けれど、一時間が過ぎても一向に止みそうな気配がない。無表情な門番のように雨は我慢強く降り続いている。

僕はあきらめて、ビルの中でどこか座れそうな店を探す。妙に入り組んだ通路を進んだ先に映画館があった。フロア全体から昭和の匂いがした。

受付の古びたブースにいる女の子は、僕がチケットを差し出すと「本当に観るんですか?」という表情で面倒くさそうに半券を切り取る。

昔、こんな場面をどこかで見たことがあるような気がする。

いや、たぶん気のせいだろう。
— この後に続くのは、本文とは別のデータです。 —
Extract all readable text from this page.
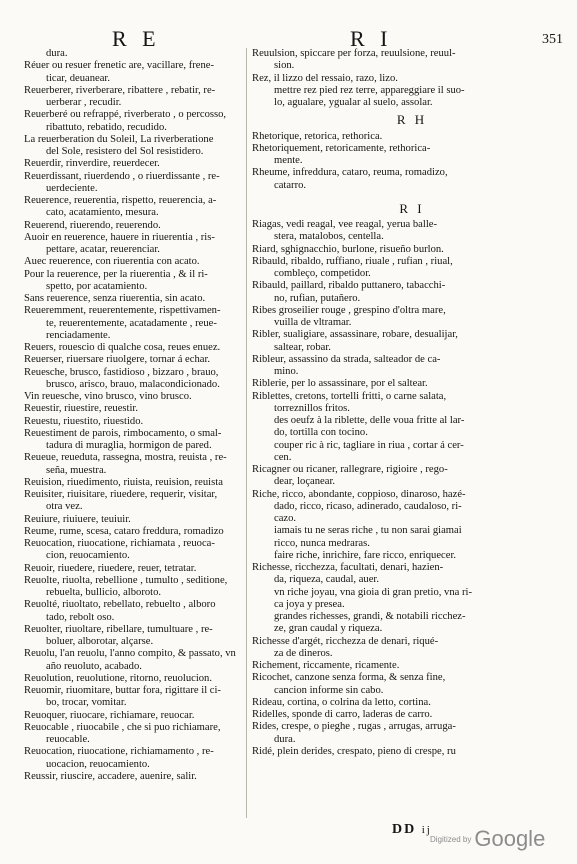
R E	R I	351
dura.
Réuer ou resuer frenetic are, vacillare, frene-
ticar, deuanear.
Reuerberer, riverberare, ribattere , rebatir, re-
uerberar , recudir.
Reuerberé ou refrappé, riverberato , o percosso,
ribattuto, rebatido, recudido.
La reuerberation du Soleil, La riverberatione
del Sole, resistero del Sol resistidero.
Reuerdir, rinverdire, reuerdecer.
Reuerdissant, riuerdendo , o riuerdissante , re-
uerdeciente.
Reuerence, reuerentia, rispetto, reuerencia, a-
cato, acatamiento, mesura.
Reuerend, riuerendo, reuerendo.
Auoir en reuerence, hauere in riuerentia , ris-
pettare, acatar, reuerenciar.
Auec reuerence, con riuerentia con acato.
Pour la reuerence, per la riuerentia , & il ri-
spetto, por acatamiento.
Sans reuerence, senza riuerentia, sin acato.
Reueremment, reuerentemente, rispettivamen-
te, reuerentemente, acatadamente , reue-
renciadamente.
Reuers, rouescio di qualche cosa, reues enuez.
Reuerser, riuersare riuolgere, tornar á echar.
Reuesche, brusco, fastidioso , bizzaro , brauo,
brusco, arisco, brauo, malacondicionado.
Vin reuesche, vino brusco, vino brusco.
Reuestir, riuestire, reuestir.
Reuestu, riuestito, riuestido.
Reuestiment de parois, rimbocamento, o smal-
tadura di muraglia, hormigon de pared.
Reueue, reueduta, rassegna, mostra, reuista , re-
seña, muestra.
Reuision, riuedimento, riuista, reuision, reuista
Reuisiter, riuisitare, riuedere, requerir, visitar,
otra vez.
Reuiure, riuiuere, teuiuir.
Reume, rume, scesa, cataro freddura, romadizo
Reuocation, riuocatione, richiamata , reuoca-
cion, reuocamiento.
Reuoir, riuedere, riuedere, reuer, tetratar.
Reuolte, riuolta, rebellione , tumulto , seditione,
rebuelta, bullicio, alboroto.
Reuolté, riuoltato, rebellato, rebuelto , alboro
tado, rebolt oso.
Reuolter, riuoltare, ribellare, tumultuare , re-
boluer, alborotar, alçarse.
Reuolu, l'an reuolu, l'anno compito, & passato, vn
año reuoluto, acabado.
Reuolution, reuolutione, ritorno, reuolucion.
Reuomir, riuomitare, buttar fora, rigittare il ci-
bo, trocar, vomitar.
Reuoquer, riuocare, richiamare, reuocar.
Reuocable , riuocabile , che si puo richiamare,
reuocable.
Reuocation, riuocatione, richiamamento , re-
uocacion, reuocamiento.
Reussir, riuscire, accadere, auenire, salir.
Reuulsion, spiccare per forza, reuulsione, reuul-
sion.
Rez, il lizzo del ressaio, razo, lizo.
mettre rez pied rez terre, appareggiare il suo-
lo, agualare, ygualar al suelo, assolar.
R H
Rhetorique, retorica, rethorica.
Rhetoriquement, retoricamente, rethorica-
mente.
Rheume, infreddura, cataro, reuma, romadizo,
catarro.
R I
Riagas, vedi reagal, vee reagal, yerua balle-
stera, matalobos, centella.
Riard, sghignacchio, burlone, risueño burlon.
Ribauld, ribaldo, ruffiano, riuale , rufian , riual,
combleço, competidor.
Ribauld, paillard, ribaldo puttanero, tabacchi-
no, rufian, putañero.
Ribes groseilier rouge , grespino d'oltra mare,
vuilla de vltramar.
Ribler, sualigiare, assassinare, robare, desualijar,
saltear, robar.
Ribleur, assassino da strada, salteador de ca-
mino.
Riblerie, per lo assassinare, por el saltear.
Riblettes, cretons, tortelli fritti, o carne salata,
torreznillos fritos.
des oeufz à la riblette, delle voua fritte al lar-
do, tortilla con tocino.
couper ric à ric, tagliare in riua , cortar á cer-
cen.
Ricagner ou ricaner, rallegrare, rigioire , rego-
dear, loçanear.
Riche, ricco, abondante, coppioso, dinaroso, hazé-
dado, ricco, ricaso, adinerado, caudaloso, ri-
cazo.
iamais tu ne seras riche , tu non sarai giamai
ricco, nunca medraras.
faire riche, inrichire, fare ricco, enriquecer.
Richesse, ricchezza, facultati, denari, hazien-
da, riqueza, caudal, auer.
vn riche joyau, vna gioia di gran pretio, vna ri-
ca joya y presea.
grandes richesses, grandi, & notabili ricchez-
ze, gran caudal y riqueza.
Richesse d'argét, ricchezza de denari, riqué-
za de dineros.
Richement, riccamente, ricamente.
Ricochet, canzone senza forma, & senza fine,
cancion informe sin cabo.
Rideau, cortina, o colrina da letto, cortina.
Ridelles, sponde di carro, laderas de carro.
Rides, crespe, o pieghe , rugas , arrugas, arruga-
dura.
Ridé, plein derides, crespato, pieno di crespe, ru
DD ij
Digitized by Google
既に、もうここから映画が始まっているのかもしれなかった。

        *

初めての町で入る映画館は、どこかよそよそしい。知らない誰かの夢の中に入って自分の居場所を見つけなければいけない。そんな感じ。

他人の夢の中で自分の居場所を探すというのも妙な感じだけど、そういうものなのだから仕方ない。

僕が居場所を決めかねていると、ボーダーのシャツを着た女の子がやってきて、僕の斜め前にスッと座った。まるで、最初からここに座ることを決めていたみたいな感じだ。


映画が始まっても、女の子は身動きひとつしなかった。それだけじゃなく、いつもなら、暗闇のどこかで聞こえる咳払いのひとつもない。

本当は、女の子は蝋人形か何かで、他の観客も僕が想像で創りだした幻なのかもしれない。

そんなことを考えていると、小泉今日子が僕の顔を覗き込みながら80℃に熱した湯豆腐を僕の口に放り込もうとする。

なんとか逃げ出そうとする僕の前に彼女の顔がアップになって――。

        *

そんなリアルな夢の迷路に追い込まれてしまうオムニバス映画『ユメ十夜』

道を歩いていて、絵の具の雨が降ってきても驚かない人なら楽しめるかもしれない。まあ評価は分かれるけど。

あと、大人計画の洋風おでんのような毒、市川実日子の湿った石を掴んだときのような感触が好きだったり、呪怨とか観たあとにお腹が空く人にもお勧め。


クワイエットルーム、じゃなかった夏目漱石が残した食べかけの夢の中にようこそ。